Carolina la mira partir: ese cuerpo desproporcionado de caderas prominentes va de un lado a otro a fuerza de dejar caer semejante peso alternativamente en una pierna y luego en la otra. Quizás el fruto de haber trabajado mucho en la vida,  y también de haberse dado unos cuantos gustos sencillos pero abundantes.
Luego echa un vistazo al lugar, animado y familiar, con el olor que surge de la mezcla del cigarrillo y la comida. Cuando la hija de Teca le ha servido el pedido, Carolina desvía la mirada al verdor del jardín, perdiendo nuevamente el pensamiento.
Doña Teca observa que los huevos se están enfriando, y si hay algo que detesta es que su comida se arruine. Pero también sabe que el comensal que llega muy hambriento y luego se pone a revolver la comida o a diseminarla en el plato como buscando algo, tiene algún problema. En caso de que ni siquiera mire el contenido del plato o tome los cubiertos, suele suceder que esté enfrascado en la conversación (en su mayoría son mujeres) o que sus pensamientos estén muy alejados de allí. Con esta filosofía que no le viene de los libros, sino de la vida misma, decide abordar a la joven, así que le hace una seña a su ayudante para que se ocupe de los siguientes pedidos. Va a interrumpir los pensamientos errabundos con mucho tacto.
_ ¿Cuánto tiempo vas a quedarte en México?

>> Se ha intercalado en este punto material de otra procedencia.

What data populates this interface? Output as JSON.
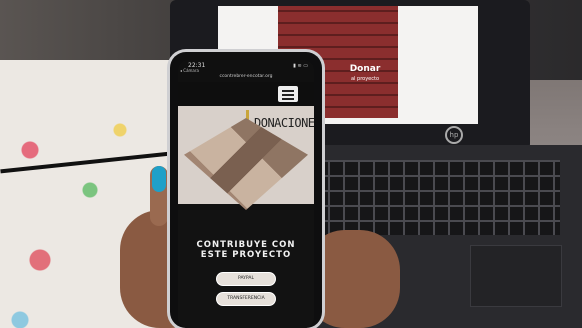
{
  "laptop": {
    "screen_badge_line1": "Donar",
    "screen_badge_line2": "al proyecto"
  },
  "phone": {
    "status_time": "22:31",
    "status_back": "◂ Cámara",
    "status_indicators": "▮ ≋ ▭",
    "url": "ccontrebrer-encotar.org",
    "hero_title": "DONACIONES",
    "cta_line1": "CONTRIBUYE CON",
    "cta_line2": "ESTE PROYECTO",
    "button_paypal": "PAYPAL",
    "button_transfer": "TRANSFERENCIA"
  }
}
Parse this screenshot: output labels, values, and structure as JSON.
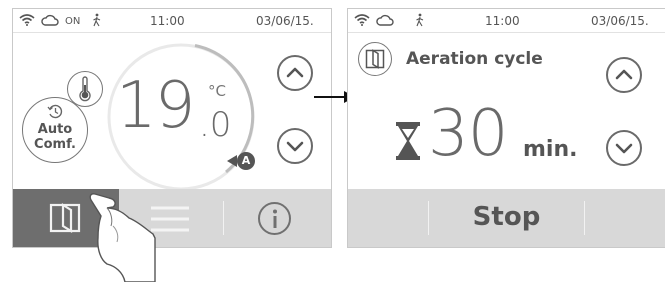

_ No mucho más, doña Teca, no mucho.
_ Miguelito y el señor Walter van a extrañarte.
Recién en ese momento, Carolina vuelve como de un sueño, pero no le responde con palabras: sólo la mira. El lenguaje silencioso no tiene secretos para doña Teca.
_ Pero los amigos de tu pueblo también deben de extrañarte, ¿no?
Carolina asiente con la cabeza. Unas lágrimas se asoman a sus ojos pero ella las reprime.
Doña Teca no ha alcanzado una escolaridad muy avanzada: la vida la había lanzado al mundo del trabajo desde muy pequeña, pero en lo que se refiere al misterio de las tribulaciones humanas, muy pocas escapan a su buen sentido. Así, aunque no sabe exactamente qué madeja de situaciones tiene atrapada a la muchacha, se guía por su instinto y le pide que la acompañe.
Carolina se deja llevar: pasan por entre las mesas, llegan a la cocina y siguen hasta un patio. Lo rodea una edificación con varias arcadas de tipo colonial y sendas puertas altas y antiguas. Se paran frente a una de ellas y doña Teca, extrayendo una llave del bolsillo de su delantal, abre.